Has his background as a posho ever actually been a disadvantage as his parents have previously suggested? He says: “It's definitely been a topic of conversation but I don't look at myself in the mirror every morning and go, 'Oh s*** where did it all go wrong?”
On a more frivolous note, James becomes yet another star to deny a story in Lily Allen’s controversial autobiography where the singer claimed she caught him having sex with someone near the entrance in her room at the Chateau Marmont Hotel in Los Angeles.
But he says: “I think never let the truth get in the way of a good story. And I think if you're out to sell a book then you might as well make it juicy.

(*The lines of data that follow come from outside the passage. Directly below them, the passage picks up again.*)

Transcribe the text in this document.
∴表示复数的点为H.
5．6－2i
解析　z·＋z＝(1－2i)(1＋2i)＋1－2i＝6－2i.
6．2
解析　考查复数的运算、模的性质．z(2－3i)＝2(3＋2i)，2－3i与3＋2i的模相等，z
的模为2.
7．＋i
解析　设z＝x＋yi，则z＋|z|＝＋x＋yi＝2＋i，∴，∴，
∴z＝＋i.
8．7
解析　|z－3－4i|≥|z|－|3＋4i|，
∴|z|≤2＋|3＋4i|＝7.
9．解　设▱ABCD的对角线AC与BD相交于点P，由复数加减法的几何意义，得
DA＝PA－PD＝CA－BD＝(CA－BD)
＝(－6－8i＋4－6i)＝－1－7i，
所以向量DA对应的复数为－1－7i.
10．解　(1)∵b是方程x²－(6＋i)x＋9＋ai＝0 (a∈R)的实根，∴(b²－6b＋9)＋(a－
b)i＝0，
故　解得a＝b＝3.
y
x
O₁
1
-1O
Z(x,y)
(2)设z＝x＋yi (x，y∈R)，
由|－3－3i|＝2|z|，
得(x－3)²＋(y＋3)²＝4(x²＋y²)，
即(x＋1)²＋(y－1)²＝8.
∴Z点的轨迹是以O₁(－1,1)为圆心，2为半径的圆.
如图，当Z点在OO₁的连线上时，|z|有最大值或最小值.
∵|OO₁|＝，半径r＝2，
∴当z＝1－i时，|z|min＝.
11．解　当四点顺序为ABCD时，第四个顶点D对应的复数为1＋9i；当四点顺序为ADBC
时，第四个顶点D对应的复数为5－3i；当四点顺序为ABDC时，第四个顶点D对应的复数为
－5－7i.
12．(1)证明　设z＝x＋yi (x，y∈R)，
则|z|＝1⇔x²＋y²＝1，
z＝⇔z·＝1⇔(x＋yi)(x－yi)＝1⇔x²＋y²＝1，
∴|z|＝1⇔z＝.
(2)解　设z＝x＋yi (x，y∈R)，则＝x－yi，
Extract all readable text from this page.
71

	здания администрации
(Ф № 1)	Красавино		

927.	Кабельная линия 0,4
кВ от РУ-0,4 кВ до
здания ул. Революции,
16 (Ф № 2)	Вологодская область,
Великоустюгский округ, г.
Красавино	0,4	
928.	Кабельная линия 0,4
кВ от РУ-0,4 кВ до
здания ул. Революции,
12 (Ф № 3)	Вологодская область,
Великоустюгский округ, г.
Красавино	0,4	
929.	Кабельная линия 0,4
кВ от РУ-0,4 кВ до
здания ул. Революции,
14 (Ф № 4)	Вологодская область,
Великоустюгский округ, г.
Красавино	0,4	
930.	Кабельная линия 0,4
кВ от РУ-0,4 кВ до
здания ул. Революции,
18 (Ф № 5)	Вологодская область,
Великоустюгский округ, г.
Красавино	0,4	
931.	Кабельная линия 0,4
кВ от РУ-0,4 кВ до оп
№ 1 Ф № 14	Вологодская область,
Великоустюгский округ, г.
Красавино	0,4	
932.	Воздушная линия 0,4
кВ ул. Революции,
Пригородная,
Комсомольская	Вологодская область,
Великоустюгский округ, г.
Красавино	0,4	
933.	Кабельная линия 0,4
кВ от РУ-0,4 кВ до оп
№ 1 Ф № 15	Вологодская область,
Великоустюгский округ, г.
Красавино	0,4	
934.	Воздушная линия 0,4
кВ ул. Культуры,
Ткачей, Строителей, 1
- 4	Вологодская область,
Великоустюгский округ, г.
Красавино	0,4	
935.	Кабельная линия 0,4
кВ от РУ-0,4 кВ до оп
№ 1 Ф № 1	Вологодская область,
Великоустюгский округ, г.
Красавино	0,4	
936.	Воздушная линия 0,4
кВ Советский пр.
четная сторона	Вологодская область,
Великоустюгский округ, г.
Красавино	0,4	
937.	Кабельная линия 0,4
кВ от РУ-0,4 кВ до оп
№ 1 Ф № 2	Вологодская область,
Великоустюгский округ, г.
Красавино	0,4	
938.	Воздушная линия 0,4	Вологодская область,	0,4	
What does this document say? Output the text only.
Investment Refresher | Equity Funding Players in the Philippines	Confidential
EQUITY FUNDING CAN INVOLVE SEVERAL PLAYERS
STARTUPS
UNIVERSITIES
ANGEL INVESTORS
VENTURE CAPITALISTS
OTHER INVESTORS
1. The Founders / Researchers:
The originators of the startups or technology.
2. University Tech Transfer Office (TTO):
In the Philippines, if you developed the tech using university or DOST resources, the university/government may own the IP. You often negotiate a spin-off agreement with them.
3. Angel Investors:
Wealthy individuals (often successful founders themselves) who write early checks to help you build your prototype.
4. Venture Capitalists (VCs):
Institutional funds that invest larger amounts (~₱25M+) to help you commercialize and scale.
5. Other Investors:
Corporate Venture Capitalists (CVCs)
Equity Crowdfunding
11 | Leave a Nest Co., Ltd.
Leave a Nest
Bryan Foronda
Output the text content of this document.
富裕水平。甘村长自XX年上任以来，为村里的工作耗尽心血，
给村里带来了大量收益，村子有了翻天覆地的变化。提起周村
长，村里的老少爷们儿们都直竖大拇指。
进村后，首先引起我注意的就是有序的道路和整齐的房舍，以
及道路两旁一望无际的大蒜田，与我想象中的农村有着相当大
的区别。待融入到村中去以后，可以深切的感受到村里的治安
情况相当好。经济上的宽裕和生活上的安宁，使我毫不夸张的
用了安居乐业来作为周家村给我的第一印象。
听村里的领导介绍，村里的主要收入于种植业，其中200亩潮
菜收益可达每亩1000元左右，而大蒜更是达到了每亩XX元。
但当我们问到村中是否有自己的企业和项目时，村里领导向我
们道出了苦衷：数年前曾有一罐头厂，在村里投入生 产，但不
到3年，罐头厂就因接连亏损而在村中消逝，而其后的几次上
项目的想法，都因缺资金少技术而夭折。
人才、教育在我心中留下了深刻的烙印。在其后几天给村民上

And so congratulations Lily, you've ticked all those boxes.”
While James lives primarily in Ibiza, where he has his own private nightclub, he’s also passionate about his new role as a pub landlord after he bought his London local when it was threatened with being closed to turn into flats.
He explains: “It's a 170 year old pub so it seemed like my job as a popstar to stop that happening and be saved as a pub.”
He pulls the odd pint when he’s in London but he doesn’t perform.
Then, in an illustration of the humour that has made him an internet sensation, James adds: “We play You're Beautiful normally at five minutes to midnight just before closing time to get people to leave.”
-Once Upon A Mind is released October 25 on Atlantic Records
JAMES ON MEGHAN
JAMES has become widely regarded as the most well-connected celebrity in royal circles after attending the weddings of Prince William and Kate, Prince Harry and Meghan, and Princess Eugenie and Jack Brooksbank.
He jokes: “I'm signed up to an agency for a small fee you can have James Blunt come to your wedding too. And for that reason I can't comment on them because I was just employed to be there.”
On a serious note, I wonder how he thinks Meghan has coped entering the British royal family given the microscope on her.
He tells The Dan Wootton Interview podcast: “I think it's a very, very difficult world and I think we should all as kind as we possibly can because we don't necessarily understand the difficulties that throws up. That's how I feel.
“To be in the public eye at such a huge level whilst being a young mother must a tricky business and not one I would envy myself.”